だが少年たちは後退を始めていた。リーダー格の少年が指示したわけでもない。4人が4人とも、それぞれ独断で、少しずつ、足を後ろに、下げる。
逃げる為だ。一刻も早くこの場を離れる為だ。隙をついて、全速力で、逃げる。こんなに不気味で、理不尽な存在に、少年たちはこれまで遭遇したことが無かった。為した悪事の数なんて、数えていない。罪悪感なんて、感じたことも無い。反省をする気も、更々ない。けれど、目の前の女子高生は、自分達がまだ何もしていない悪事を、裁くという。
ぞっと少年たちの肌が粟立った。口から、うめき声が漏れる。
じゃりっ。加恋が更に一歩踏み出したのを合図に、
「う、うわああああ!?」
少年達は泡を食って逃げ出した。それぞれが仲間の姿も見えていない様な、自分の身を護るのに必死な姿だ。
「……逃げるんだ」
聞きたくなかった。聞こえたくなかった。
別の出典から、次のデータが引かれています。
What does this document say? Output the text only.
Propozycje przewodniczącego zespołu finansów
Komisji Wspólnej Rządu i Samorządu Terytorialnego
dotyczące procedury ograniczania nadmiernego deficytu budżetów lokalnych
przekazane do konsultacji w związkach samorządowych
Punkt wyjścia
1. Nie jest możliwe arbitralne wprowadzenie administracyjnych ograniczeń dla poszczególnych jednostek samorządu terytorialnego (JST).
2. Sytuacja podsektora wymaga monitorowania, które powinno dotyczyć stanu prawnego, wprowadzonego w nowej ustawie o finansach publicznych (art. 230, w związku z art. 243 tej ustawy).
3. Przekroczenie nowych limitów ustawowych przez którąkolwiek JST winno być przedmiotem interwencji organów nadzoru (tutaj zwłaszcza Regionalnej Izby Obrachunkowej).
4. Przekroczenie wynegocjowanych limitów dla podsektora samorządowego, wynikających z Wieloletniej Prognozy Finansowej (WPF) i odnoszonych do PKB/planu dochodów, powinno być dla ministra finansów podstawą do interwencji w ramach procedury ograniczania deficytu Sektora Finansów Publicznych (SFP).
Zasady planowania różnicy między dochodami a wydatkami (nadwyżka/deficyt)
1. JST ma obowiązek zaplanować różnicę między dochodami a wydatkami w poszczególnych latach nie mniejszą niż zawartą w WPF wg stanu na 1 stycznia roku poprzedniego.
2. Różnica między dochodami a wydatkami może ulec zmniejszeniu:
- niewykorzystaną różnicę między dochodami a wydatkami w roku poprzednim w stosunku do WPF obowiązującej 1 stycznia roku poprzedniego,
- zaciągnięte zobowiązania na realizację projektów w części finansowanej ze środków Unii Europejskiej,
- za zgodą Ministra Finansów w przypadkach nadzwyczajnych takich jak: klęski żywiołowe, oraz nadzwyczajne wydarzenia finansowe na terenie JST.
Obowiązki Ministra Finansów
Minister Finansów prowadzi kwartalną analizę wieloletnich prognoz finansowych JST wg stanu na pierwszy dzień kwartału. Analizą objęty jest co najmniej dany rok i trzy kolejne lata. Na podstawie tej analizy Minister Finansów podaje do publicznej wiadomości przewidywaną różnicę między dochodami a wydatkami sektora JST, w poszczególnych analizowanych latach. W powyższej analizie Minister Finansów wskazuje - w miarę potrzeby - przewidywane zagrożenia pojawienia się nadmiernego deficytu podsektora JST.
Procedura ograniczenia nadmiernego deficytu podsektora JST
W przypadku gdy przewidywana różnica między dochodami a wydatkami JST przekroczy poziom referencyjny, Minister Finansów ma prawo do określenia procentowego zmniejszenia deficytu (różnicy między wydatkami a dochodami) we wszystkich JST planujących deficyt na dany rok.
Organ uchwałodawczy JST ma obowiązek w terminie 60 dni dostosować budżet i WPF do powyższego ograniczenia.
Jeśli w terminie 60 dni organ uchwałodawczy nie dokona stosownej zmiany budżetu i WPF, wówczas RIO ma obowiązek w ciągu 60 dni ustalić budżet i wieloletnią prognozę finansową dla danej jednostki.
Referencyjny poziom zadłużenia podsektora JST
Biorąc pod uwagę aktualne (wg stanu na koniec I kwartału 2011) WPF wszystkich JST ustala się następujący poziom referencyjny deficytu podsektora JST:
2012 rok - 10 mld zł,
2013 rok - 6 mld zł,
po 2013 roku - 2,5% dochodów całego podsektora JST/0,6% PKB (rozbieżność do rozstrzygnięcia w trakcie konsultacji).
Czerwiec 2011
それでもリーダー格の少年は自分の背中に向けて呟く加恋の言葉を、はっきりと聞いてしまった。
「あんた達は、将来きっと、絶対に間違いなく、私の前にまた現れる。その時は、絶対に倒すから」
少年達は、全速力で逃げながら思う。もう、二度と学校をサボって、あのゲーセンには行かないと。